The American anti-war movement has all but vanished during the Obama years. American troops still fight and die in Iraq (over 200 KIA since Obama took office), yet protests attract dozens rather than the thousands one could expect during the Bush Administration. The fighting in Afghanistan has elevated to such an extent (over 900 Americans killed since Obama's inaugural) that 60% of American deaths have occurred during the last two and a half years of the decade-long war.

Those who focus on American sovereignty have been given the conflict in Libya - which had U.N., not Congressional approval. Those who fetishize the norms of international law had to stomach American troops being sent to Haiti, and this week's uninvited raid into Pakistan - which was a violation of their national sovereignty. This received a mostly ignored critique from the antiwar activist, and former poster girl, Cindy Sheehan, but little else. A movement that could once rely on the mainstream media to heavily publicize its cause (while washing out the more disagreeable elements) has now been shoved to the outer fringes of the left blogosphere.
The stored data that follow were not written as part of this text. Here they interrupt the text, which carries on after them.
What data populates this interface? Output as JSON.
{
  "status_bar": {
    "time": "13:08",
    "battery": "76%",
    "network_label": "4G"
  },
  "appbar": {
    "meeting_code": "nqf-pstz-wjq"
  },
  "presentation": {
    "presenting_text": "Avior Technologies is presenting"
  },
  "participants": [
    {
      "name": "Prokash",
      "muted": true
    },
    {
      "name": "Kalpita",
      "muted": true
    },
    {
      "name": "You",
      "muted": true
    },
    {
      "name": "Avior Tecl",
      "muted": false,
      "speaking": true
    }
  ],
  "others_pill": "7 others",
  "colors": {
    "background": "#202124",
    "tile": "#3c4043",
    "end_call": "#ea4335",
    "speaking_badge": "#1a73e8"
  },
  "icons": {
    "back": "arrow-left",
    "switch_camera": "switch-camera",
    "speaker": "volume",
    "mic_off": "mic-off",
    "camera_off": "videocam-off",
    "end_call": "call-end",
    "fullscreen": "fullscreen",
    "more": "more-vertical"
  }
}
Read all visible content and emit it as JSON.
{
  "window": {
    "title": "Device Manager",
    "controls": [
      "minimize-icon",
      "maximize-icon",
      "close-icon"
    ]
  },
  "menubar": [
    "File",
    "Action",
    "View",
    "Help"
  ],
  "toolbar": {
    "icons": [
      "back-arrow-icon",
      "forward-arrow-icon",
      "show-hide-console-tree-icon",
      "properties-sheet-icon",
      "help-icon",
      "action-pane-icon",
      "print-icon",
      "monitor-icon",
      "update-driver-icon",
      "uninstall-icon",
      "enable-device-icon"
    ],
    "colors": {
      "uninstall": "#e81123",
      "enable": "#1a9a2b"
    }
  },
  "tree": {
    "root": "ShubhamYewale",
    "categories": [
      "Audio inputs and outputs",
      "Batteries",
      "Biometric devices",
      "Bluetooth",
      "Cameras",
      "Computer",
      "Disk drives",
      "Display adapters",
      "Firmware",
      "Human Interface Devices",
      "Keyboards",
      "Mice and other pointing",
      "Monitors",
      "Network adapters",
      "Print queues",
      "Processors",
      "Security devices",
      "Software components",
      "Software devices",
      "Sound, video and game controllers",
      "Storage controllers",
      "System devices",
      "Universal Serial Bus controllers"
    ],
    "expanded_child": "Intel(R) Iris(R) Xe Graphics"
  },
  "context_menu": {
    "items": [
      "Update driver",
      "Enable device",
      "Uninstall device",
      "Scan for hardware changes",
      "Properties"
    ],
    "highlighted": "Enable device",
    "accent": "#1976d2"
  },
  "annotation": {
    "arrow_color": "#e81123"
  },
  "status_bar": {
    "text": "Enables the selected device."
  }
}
It was only a few years ago when activists could call on the Senate Majority leader to decry an ongoing war as lost. Major troop escalations would be accompanied by New York Times-run ads, at discounts, denouncing the commander as a betrayer of the American people. Either would be unheard of today. Central Park rallies and firebrand speeches from the Mall are also distant memories.

As to why this has happened, the answer is obvious: the White House is now occupied by a Democrat. Obama apologists might be able to differentiate Obama Action X from Bush Misdeed Y in a couple of instances, but when the examples pile up, and the Obama defender comes down on the Democrat's side six or seven times in a row, the parsing loses its persuasion. Eventually, Bush's critics seem partisan rather than principled.

Insurgency movements can succeed if America loses its will to fight. In fact, that is their most important weapon. Right now, the United States is broadcasting a resolve that it hasn't shown in many years. It is reasonable to hope, and expect, improving fortunes in our ongoing conflicts.

The issue is: what will happen the next time an (R) enters the Oval Office? Will the anti-war movement go mainstream again? Can it? A majority of Senate Democrats voted for the 2003 invasion of Iraq, and then turned on the war in 2004-08. It is almost impossible to find a principle that simultaneously explains those two positions, while justifying resolute support for all of Obama's military actions while in office since then. Yet, this is the circumstance many Democrats find themselves in. The seemingly partisan nature of the 2004-08 anti-war movement, and the media promotion of it (the once ubiquitous Cindy Sheehan couldn't buy her way into a New York Times column today), might make Democrats vulnerable to the charge of political opportunism, necessitating a decent interval before it can resume its scolding of a GOP President after its silence during the Obama years. In short, a principled and mainstream antiwar movement might be impossible for quite some time after Obama leaves office. The recent partisanship of it has been too blatantly exposed (American deaths in Iraq continue, but demands for immediate withdrawal collapsed after Obama's inauguration).

There will always be pacifists opposed to any military engagement. They are background noise that a free society should tolerate. Occasionally, there will be wars that deserve vigorous domestic opposition. A mainstream anti-war movement should pick its moments carefully, else they be dismissed as crying wolf. Taken in sum, voting for the 2003 invasion, pushing for withdrawal in 2007, and silence today, seems impossible to defend. Yet, that became the mainstream Democratic position, enabled by their media allies. In their reporting of the capture of Bin Laden, the media continues to carp about the origins of the Iraq invasion, but seems to have almost nothing to say about what's happening in Libya right now. Navy Seal teams are heroes for Obama but a sinister force under Cheney. Do they think this earns them credibility? Should we listen to their complaints about the next GOP-led war? And, if the next war deserves scrutiny and a legitimate antiwar movement, who will America turn to then, now that the mainstream antiwar movement has so discredited itself?